Se o carro passasse oito segundos mais tarde, não seria preciso acionar o seguro. Se eu tivesse acertado o que dizer a ela. Se o cigarro não fizesse tão mal, ele ainda estaria entre nós. Se dez Negronis não dessem em ressaca de querer morrer.


Fosse um super-herói, seria desses que só trabalham de noite, e não teria tanta raiva assim dos bandidos. Para ter uma torradeira, que fosse das desreguladas, que transformam em segundos pão em quase carvão (gosto assim). Uma árvore, das baixas, ao alcance dos bichos – nada de competir em altura com as outras para ver quem recebe primeiro a luz do sol, cansei das disputas.

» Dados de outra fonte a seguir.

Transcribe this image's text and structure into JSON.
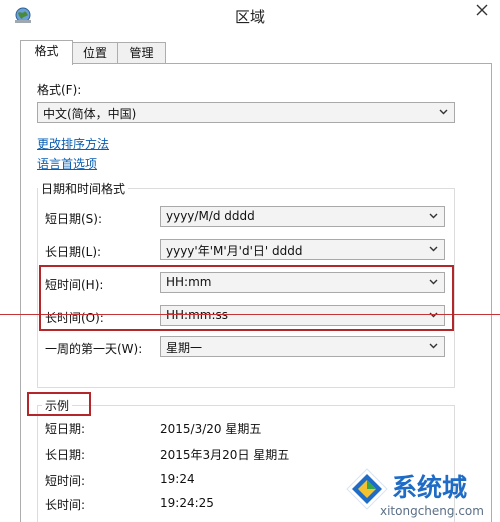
{
  "window": {
    "title": "区域"
  },
  "tabs": [
    {
      "label": "格式",
      "active": true
    },
    {
      "label": "位置",
      "active": false
    },
    {
      "label": "管理",
      "active": false
    }
  ],
  "format": {
    "label": "格式(F):",
    "value": "中文(简体，中国)"
  },
  "links": {
    "sort": "更改排序方法",
    "lang": "语言首选项"
  },
  "datetime": {
    "title": "日期和时间格式",
    "rows": [
      {
        "label": "短日期(S):",
        "value": "yyyy/M/d dddd"
      },
      {
        "label": "长日期(L):",
        "value": "yyyy'年'M'月'd'日' dddd"
      },
      {
        "label": "短时间(H):",
        "value": "HH:mm"
      },
      {
        "label": "长时间(O):",
        "value": "HH:mm:ss"
      },
      {
        "label": "一周的第一天(W):",
        "value": "星期一"
      }
    ]
  },
  "examples": {
    "title": "示例",
    "rows": [
      {
        "label": "短日期:",
        "value": "2015/3/20 星期五"
      },
      {
        "label": "长日期:",
        "value": "2015年3月20日 星期五"
      },
      {
        "label": "短时间:",
        "value": "19:24"
      },
      {
        "label": "长时间:",
        "value": "19:24:25"
      }
    ]
  },
  "watermark": {
    "text": "系统城",
    "url": "xitongcheng.com"
  },
  "colors": {
    "annotation_red": "#b3262a",
    "link_blue": "#0a5fb0",
    "watermark_blue": "#1f6cc6"
  }
}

Uma certeza, seria a de que as coisas são muito improváveis neste mundo. Uma visão, a de Saturno, com anéis, luas e tudo, nascendo atrás das montanhas de Minas: algo ao mesmo tempo lindo e assustador, que pusesse o homem em seu devido lugar. Uma volta no tempo para prosear sem pressa com aqueles dois. Ou para o futuro, para contar ao pessoal que todos estão vivos graças às nossas acertadas providências contra o aquecimento global.


No caso de ser um esquimó, decoraria as paredes do iglu com fotos de São Miguel dos Milagres – um quentinho sempre haveria. Ou de ser um físico renomado, desprezaria não só a resistência do ar, como as vergonhas (tantas) que a gente passa nesta vida.

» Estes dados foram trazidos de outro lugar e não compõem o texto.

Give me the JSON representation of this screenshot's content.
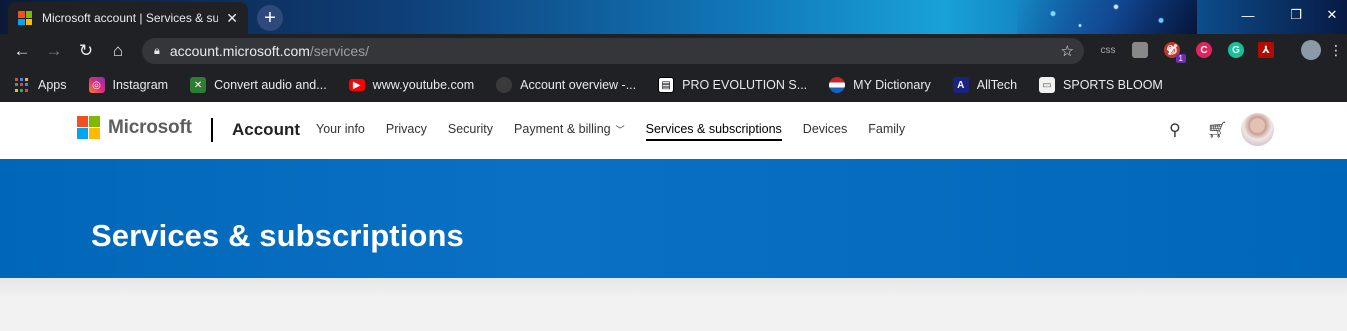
{
  "browser": {
    "tab_title": "Microsoft account | Services & su",
    "url_host": "account.microsoft.com",
    "url_path": "/services/",
    "extensions": {
      "css_label": "css",
      "badge_count": "1"
    }
  },
  "bookmarks": [
    {
      "label": "Apps",
      "icon": "apps-grid-icon"
    },
    {
      "label": "Instagram",
      "icon": "instagram-icon"
    },
    {
      "label": "Convert audio and...",
      "icon": "convert-icon"
    },
    {
      "label": "www.youtube.com",
      "icon": "youtube-icon"
    },
    {
      "label": "Account overview -...",
      "icon": "account-icon"
    },
    {
      "label": "PRO EVOLUTION S...",
      "icon": "pes-icon"
    },
    {
      "label": "MY Dictionary",
      "icon": "dictionary-icon"
    },
    {
      "label": "AllTech",
      "icon": "alltech-icon"
    },
    {
      "label": "SPORTS BLOOM",
      "icon": "sports-bloom-icon"
    }
  ],
  "header": {
    "logo_text": "Microsoft",
    "section_title": "Account",
    "nav": [
      {
        "label": "Your info"
      },
      {
        "label": "Privacy"
      },
      {
        "label": "Security"
      },
      {
        "label": "Payment & billing",
        "has_dropdown": true
      },
      {
        "label": "Services & subscriptions",
        "active": true
      },
      {
        "label": "Devices"
      },
      {
        "label": "Family"
      }
    ]
  },
  "page": {
    "title": "Services & subscriptions"
  },
  "colors": {
    "banner": "#0067b8",
    "ms_red": "#f25022",
    "ms_green": "#7fba00",
    "ms_blue": "#00a4ef",
    "ms_yellow": "#ffb900"
  }
}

Se fosse para ser em outro lugar, seria lá, onde o mar nunca estaria tão gelado que nos impedisse de entrar. Onde a gente só tremesse diante de certos olhares, onde o vento deixa o cisco, com abundância de brisa, flor e fruta do conde, e onde os mal-entendidos ainda não tivessem sido inventados.


Para ser outra coisa, que fosse com menos graus de miopia. Fosse uma solução, uma que durasse mais do que uma semana. Algo que eu pudesse comemorar com os desafetos. Fosse um acontecimento repetido, seria o dia em que apresentei Paris a ela, o dia inteiro de caminhada apaixonada, quando, de noite, namoramos com os pés latejando.


Se houvesse tanta certeza, não haveria o se. Sem a dúvida, não existiria nem o talvez. Repare: os acontecimentos prestes a acontecer estão permanentemente na condicional.